# Web Scraping 

In this notebook, I will be using sentiment analysis on Rotten Tomatoes movie reviews to make predictions on users star ratings. First I am web scraping the movie rating website Rotten Tomatoes. Here I will parse the user id, review and star rating and add these features to a dataframe. 

### Importing Modules

In [18]:
import pandas as pd
import requests
import urllib.request
import time
from bs4 import BeautifulSoup

### Connecting to the URL

In [2]:
# Tester URL
url = 'https://www.rottentomatoes.com/m/black_panther_2018/reviews?type=user'
response = requests.get(url)

### Brewing the soup

In [3]:
# Brewing the soup
soup = BeautifulSoup(response.text, 'html.parser')

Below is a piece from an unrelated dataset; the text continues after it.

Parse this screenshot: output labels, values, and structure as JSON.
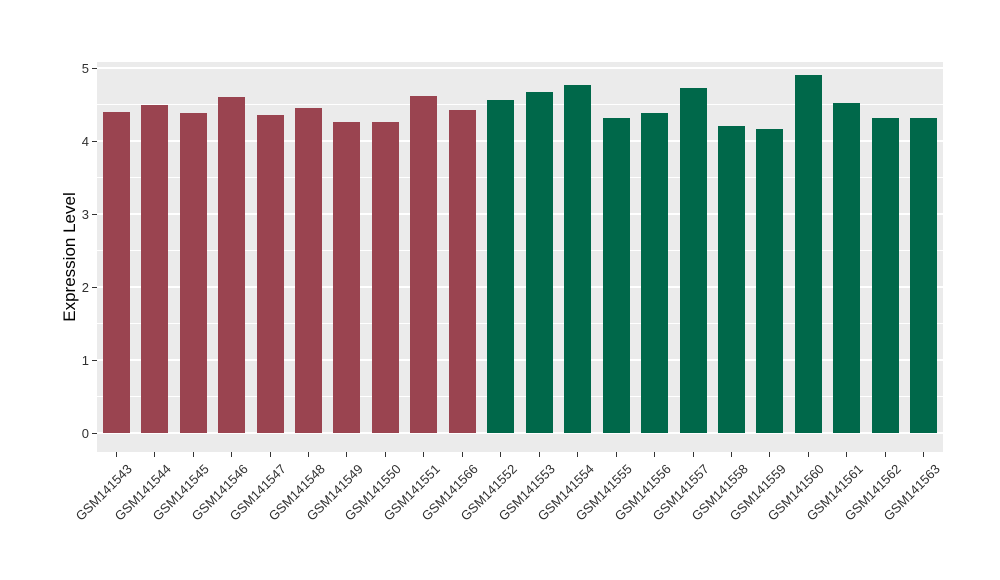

### Isolating all the relevant user data

In [4]:
# One user
user_all = soup.find_all('li', {'class': 'audience-reviews__item'})
user = user_all[0]
print(user.prettify())

<li class="audience-reviews__item" data-qa="review-item">
 <div class="audience-reviews__user-wrap">
  <a href="/user/id/978824977">
   <span class="audience-review__default-image">
   </span>
  </a>
  <div class="audience-reviews__name-wrap">
   <a class="audience-reviews__name" data-qa="review-name" href="/user/id/978824977">
    Diego O
   </a>
  </div>
 </div>
 <div class="audience-reviews__review-wrap">
  <span class="audience-reviews__score">
   <span class="star-display" data-qa="star-display">
    <span class="star-display__filled">
    </span>
    <span class="star-display__filled">
    </span>
    <span class="star-display__filled">
    </span>
    <span class="star-display__filled">
    </span>
    <span class="star-display__half">
    </span>
   </span>
  </span>
  <span class="audience-reviews__duration" data-qa="review-duration">
   Jan 08, 2021
  </span>
  <p class="audience-reviews__review js-review-text clamp clamp-8 js-clamp" data-qa="review-text">
   Good but not tha

### Parsing the star rating, review and user id

In [5]:
# Star rating
full_stars  = user.find_all('span', {'class': 'star-display__filled'})
half_stars  = user.find_all('span', {'class': 'star-display__half'})
star_rating = len(full_stars)+(len(half_stars)/2)

print(star_rating)

4.5


In [6]:
# Extracting review
review = user.find('p', {'class': 'audience-reviews__review js-review-text clamp clamp-8 js-clamp'})

print(review.text)

Good but not that surprising.


In [13]:
# Extracting user ID
id_     = user.find('a')['href']
id_list = id_.split('/')
user_id = id_list[3]

print(id_)
print(id_list)
print(user_id)

/user/id/978824977
['', 'user', 'id', '978824977']
978824977


In [17]:
# Parsing star rating, review and user id
for user in soup.find_all('li', {'class': 'audience-reviews__item'}):
    # Star rating
    full_stars  = user.find_all('span', {'class': 'star-display__filled'})
    half_stars  = user.find_all('span', {'class': 'star-display__half'})
    star_rating = len(full_stars)+(len(half_stars)/2)
    print(star_rating)

    # Review
    review = user.find('p', {'class': 'audience-reviews__review js-review-text clamp clamp-8 js-clamp'}).text
    print(review)

    # Extracting user ID
    id_     = user.find('a')['href']
    id_list = id_.split('/')
    user_id = id_list[3]
    print(user_id)
    
    print()

4.5
Good but not that surprising.
978824977

5.0
It was exciting to see this in theaters with my friends, and I had an extraordinary time. Again, this was a right place right time kind of film.
906471241

4.0
I'm not a huge Marvel fan, but this movie is VERY good. I watched it with my dad, and we both LOVED it. If you like Marvel or don't, this one is for you!
978925578

0.5
It was absolutely appaling!!!!! I have never been more bored (or ashamed of Marvel) in my entire life. Dreadful movie, would never watch again or recommend.
978898527

1.5
Best movie of all time?  Best drama of all time? Have they lost their collective minds?
This smacks of social justice sympathy.
977911687

5.0
Black panther lived up to the height
978866570

2.0
Not sure what all the hype was about. This movie is just so-so, and kind of boring at times.
978071323

5.0
R.I.P. Chadwick Boseman
978762264

2.0
Average superhero movie. Nothing "super" special about it.
978883340

5.0
A masterpiece and a cultural pheno